A frustration with the fashion industry – combined with an encounter in a Florida bar – led Melanie Maggio to leave behind a lucrative career in shoe design and create a sustainable, zero waste brand based on the skin, bones, and teeth left over from commercial fishing.

Born and raised rural Pennsylvania, Melanie moved to Manhattan when she was 17 to attend FIT. Jobs with Nine West, Guess Women, and Dolce Vita followed. But the rapid pace of fast fashion – racing to chase trends and meet demand from department stores and retailers – results in 92 million tons of waste every year (4% of the world’s total waste). “As a designer,” she says, “I really wanted to feel like I was contributing to something that was more impactful. I didn't want to be part of the problem.

“I was looking to find a material I could upcycle and design around. I wanted to start a new design process where we weren't just chasing, chasing, chasing, sketching, sketching, sketching, developing, developing.”

While in Florida with her partner, who was making a documentary about spear fishermen, she got talking to one of the men in the show. “I was in a bar and he just happened to be wearing a little cubera tooth that he’d caught on one of his travels, and he’d asked a jeweler to make it.

“I started asking him where all the other waste went. What about all the other bones? What about the skin? And he was like, ‘Well, mainly it just gets tossed in the trash.’”
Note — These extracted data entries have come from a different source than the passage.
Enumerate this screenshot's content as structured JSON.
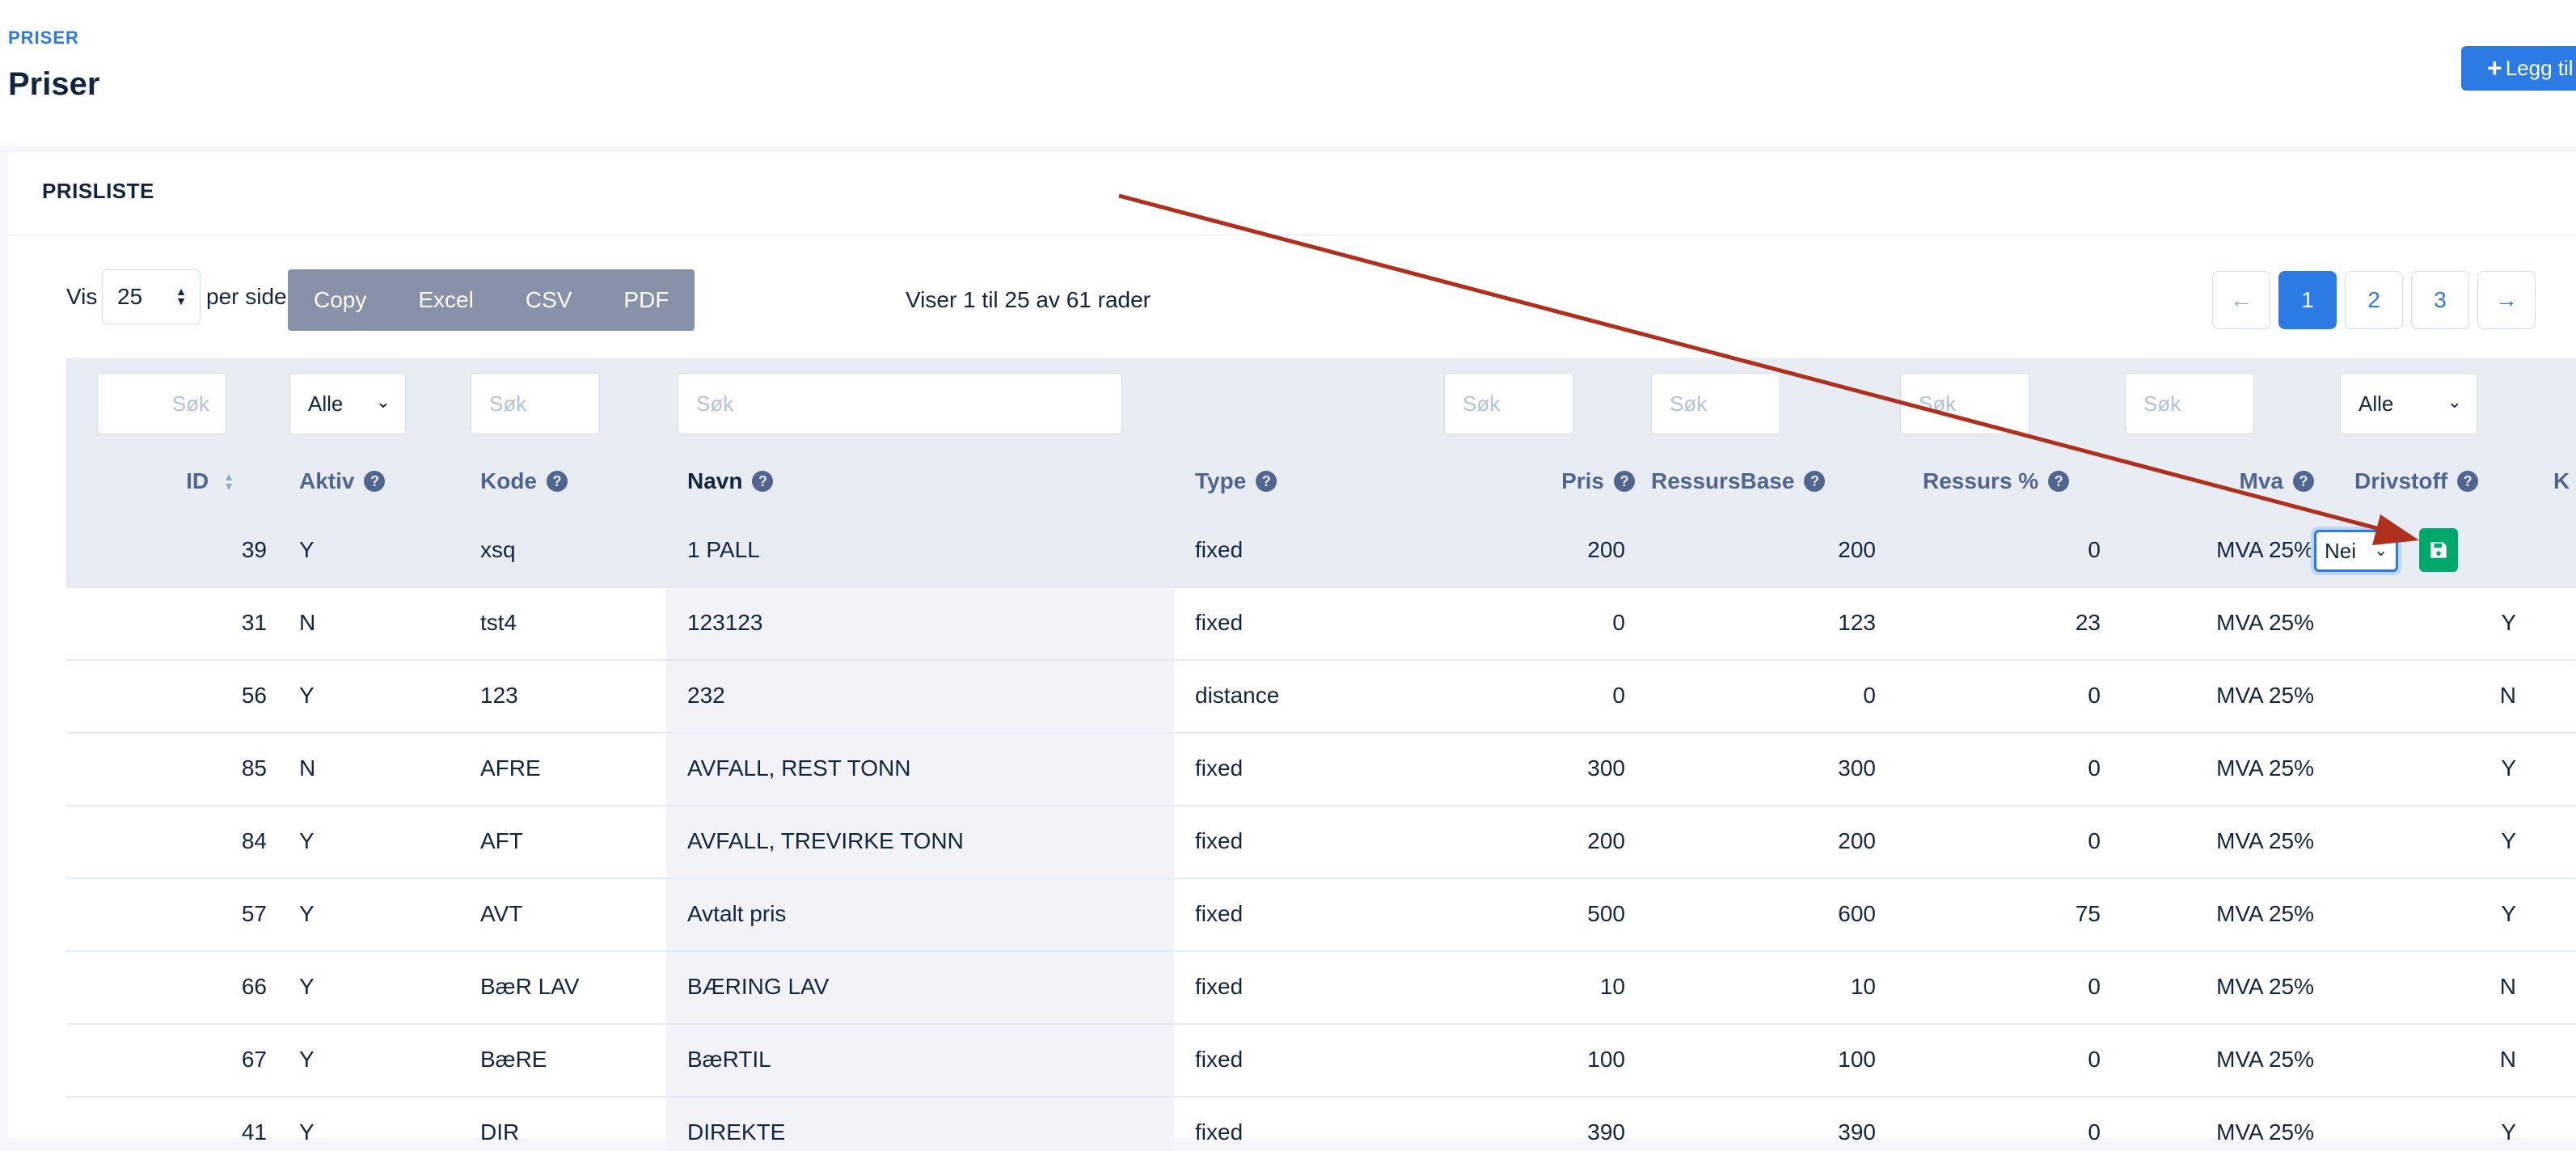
{
  "header": {
    "pretitle": "PRISER",
    "title": "Priser",
    "add_label": "Legg til"
  },
  "card": {
    "title": "PRISLISTE"
  },
  "controls": {
    "vis_label": "Vis",
    "page_size": "25",
    "per_side_label": "per side",
    "export_buttons": [
      "Copy",
      "Excel",
      "CSV",
      "PDF"
    ],
    "info": "Viser 1 til 25 av 61 rader"
  },
  "pagination": {
    "prev": "←",
    "pages": [
      "1",
      "2",
      "3"
    ],
    "active": "1",
    "next": "→"
  },
  "filters": {
    "id_placeholder": "Søk",
    "aktiv_value": "Alle",
    "kode_placeholder": "Søk",
    "navn_placeholder": "Søk",
    "pris_placeholder": "Søk",
    "ressursbase_placeholder": "Søk",
    "ressurs_placeholder": "Søk",
    "mva_placeholder": "Søk",
    "drivstoff_value": "Alle"
  },
  "columns": [
    "ID",
    "Aktiv",
    "Kode",
    "Navn",
    "Type",
    "Pris",
    "RessursBase",
    "Ressurs %",
    "Mva",
    "Drivstoff",
    "K"
  ],
  "rows": [
    {
      "id": "39",
      "aktiv": "Y",
      "kode": "xsq",
      "navn": "1 PALL",
      "type": "fixed",
      "pris": "200",
      "ressursbase": "200",
      "ressurs": "0",
      "mva": "MVA 25%",
      "drivstoff": "Nei"
    },
    {
      "id": "31",
      "aktiv": "N",
      "kode": "tst4",
      "navn": "123123",
      "type": "fixed",
      "pris": "0",
      "ressursbase": "123",
      "ressurs": "23",
      "mva": "MVA 25%",
      "drivstoff": "Y"
    },
    {
      "id": "56",
      "aktiv": "Y",
      "kode": "123",
      "navn": "232",
      "type": "distance",
      "pris": "0",
      "ressursbase": "0",
      "ressurs": "0",
      "mva": "MVA 25%",
      "drivstoff": "N"
    },
    {
      "id": "85",
      "aktiv": "N",
      "kode": "AFRE",
      "navn": "AVFALL, REST TONN",
      "type": "fixed",
      "pris": "300",
      "ressursbase": "300",
      "ressurs": "0",
      "mva": "MVA 25%",
      "drivstoff": "Y"
    },
    {
      "id": "84",
      "aktiv": "Y",
      "kode": "AFT",
      "navn": "AVFALL, TREVIRKE TONN",
      "type": "fixed",
      "pris": "200",
      "ressursbase": "200",
      "ressurs": "0",
      "mva": "MVA 25%",
      "drivstoff": "Y"
    },
    {
      "id": "57",
      "aktiv": "Y",
      "kode": "AVT",
      "navn": "Avtalt pris",
      "type": "fixed",
      "pris": "500",
      "ressursbase": "600",
      "ressurs": "75",
      "mva": "MVA 25%",
      "drivstoff": "Y"
    },
    {
      "id": "66",
      "aktiv": "Y",
      "kode": "BæR LAV",
      "navn": "BÆRING LAV",
      "type": "fixed",
      "pris": "10",
      "ressursbase": "10",
      "ressurs": "0",
      "mva": "MVA 25%",
      "drivstoff": "N"
    },
    {
      "id": "67",
      "aktiv": "Y",
      "kode": "BæRE",
      "navn": "BæRTIL",
      "type": "fixed",
      "pris": "100",
      "ressursbase": "100",
      "ressurs": "0",
      "mva": "MVA 25%",
      "drivstoff": "N"
    },
    {
      "id": "41",
      "aktiv": "Y",
      "kode": "DIR",
      "navn": "DIREKTE",
      "type": "fixed",
      "pris": "390",
      "ressursbase": "390",
      "ressurs": "0",
      "mva": "MVA 25%",
      "drivstoff": "Y"
    }
  ],
  "colors": {
    "primary": "#2c7be5",
    "export_bg": "#8792a8",
    "save": "#00a96b",
    "annotation_arrow": "#b0301e"
  }
}
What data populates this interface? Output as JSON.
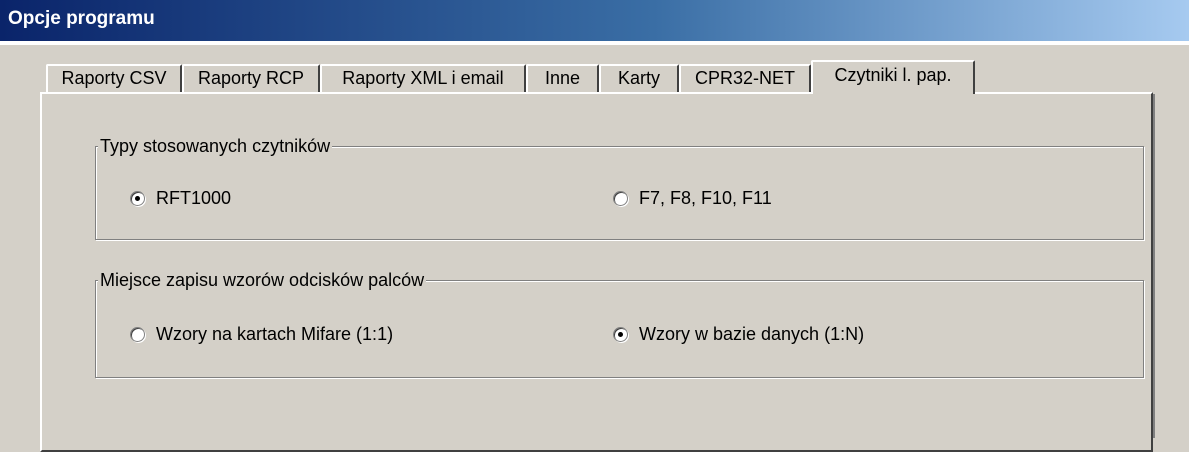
{
  "window": {
    "title": "Opcje programu"
  },
  "tabs": [
    {
      "label": "Raporty CSV",
      "active": false
    },
    {
      "label": "Raporty RCP",
      "active": false
    },
    {
      "label": "Raporty XML i email",
      "active": false
    },
    {
      "label": "Inne",
      "active": false
    },
    {
      "label": "Karty",
      "active": false
    },
    {
      "label": "CPR32-NET",
      "active": false
    },
    {
      "label": "Czytniki l. pap.",
      "active": true
    }
  ],
  "groups": {
    "reader_types": {
      "legend": "Typy stosowanych czytników",
      "options": [
        {
          "label": "RFT1000",
          "selected": true
        },
        {
          "label": "F7, F8, F10, F11",
          "selected": false
        }
      ]
    },
    "fingerprint_storage": {
      "legend": "Miejsce zapisu wzorów odcisków palców",
      "options": [
        {
          "label": "Wzory na kartach Mifare (1:1)",
          "selected": false
        },
        {
          "label": "Wzory w bazie danych (1:N)",
          "selected": true
        }
      ]
    }
  }
}
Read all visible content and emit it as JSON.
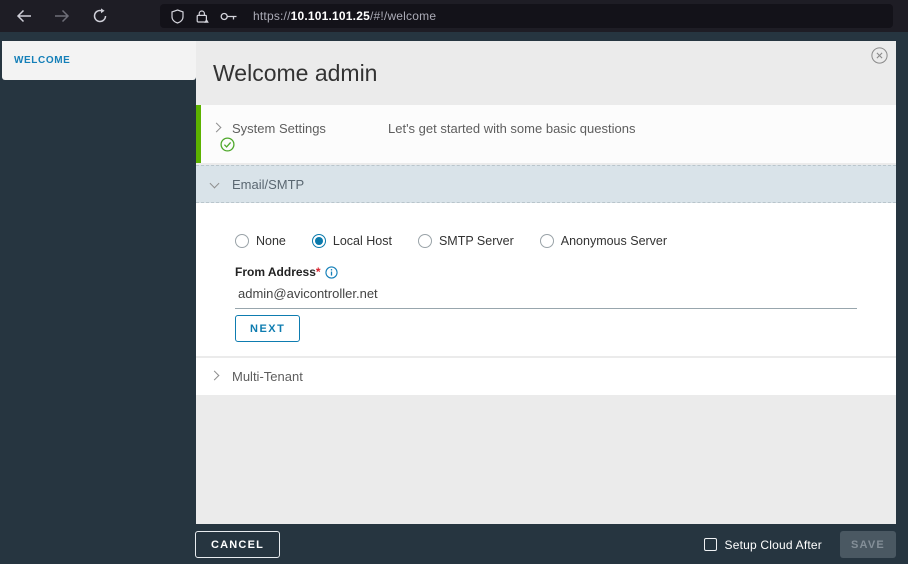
{
  "browser": {
    "url": {
      "scheme": "https://",
      "host": "10.101.101.25",
      "path": "/#!/welcome"
    }
  },
  "sidebar": {
    "active_item": "WELCOME"
  },
  "modal": {
    "title": "Welcome admin",
    "sections": {
      "system_settings": {
        "title": "System Settings",
        "subtitle": "Let's get started with some basic questions",
        "state": "collapsed",
        "completed": true
      },
      "email_smtp": {
        "title": "Email/SMTP",
        "state": "expanded"
      },
      "multi_tenant": {
        "title": "Multi-Tenant",
        "state": "collapsed"
      }
    },
    "email_smtp": {
      "radio_options": [
        "None",
        "Local Host",
        "SMTP Server",
        "Anonymous Server"
      ],
      "selected_option": "Local Host",
      "from_address_label": "From Address",
      "required_marker": "*",
      "from_address_value": "admin@avicontroller.net",
      "next_label": "NEXT"
    }
  },
  "footer": {
    "cancel_label": "CANCEL",
    "checkbox_label": "Setup Cloud After",
    "checkbox_checked": false,
    "save_label": "SAVE",
    "save_enabled": false
  },
  "colors": {
    "accent_blue": "#147FB8",
    "radio_blue": "#0B7AAC",
    "button_blue": "#0E7CB0",
    "success_green": "#5CB200",
    "dark_bg": "#263540",
    "section_header_bg": "#D9E3E9",
    "required_red": "#D9232E"
  },
  "icons": {
    "back": "left-arrow",
    "forward": "right-arrow",
    "reload": "circular-arrow",
    "shield": "tracking-protection",
    "lock": "connection-security",
    "key": "passkey",
    "chevron_right": "collapsed",
    "chevron_down": "expanded",
    "check_circle": "section-complete",
    "info": "field-help",
    "close": "dismiss-modal"
  }
}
The conversation led her to create Jacto, a range of stunning, statement necklaces, earrings, and bracelets made from the pieces of bone, skin, and teeth of fish, designed and crafted in New York City. She sources the raw material from sustainable fisheries, which is then transported to a taxidermist upstate, where flesh-eating beetles clean it naturally. The bones are cast on 45th Street, in the Jewelry District, and all the chains and bindings are sourced in Manhattan.

Some of the bones appear in their natural form; others are made into cast replicas and reproduced in brass or sterling silver. “In my current collections, I have the barracuda, the mangrove snapper, and the red snapper. I also work with salmon skin, mako shark skin, and I have the otolith from the tile fish, which is a small bone similar to an ear drum. It basically equalizes the sound waves.

“My customers are people who want to engage in the story of what they're purchasing,” she says. “They’re fascinated by the process. They like being able to know they're purchasing something that's part of change and making an impact – it’s for the greater good of our planet.

“I've found that we're in a time where people really want to listen and know that they're purchasing something that's sustainable, and not hurting our environment.”

Each piece could also lead to a chance encounter in a bar somewhere. “It's captivating because it's such a curious, organic object,” says Melanie. “That's what sparks conversation.”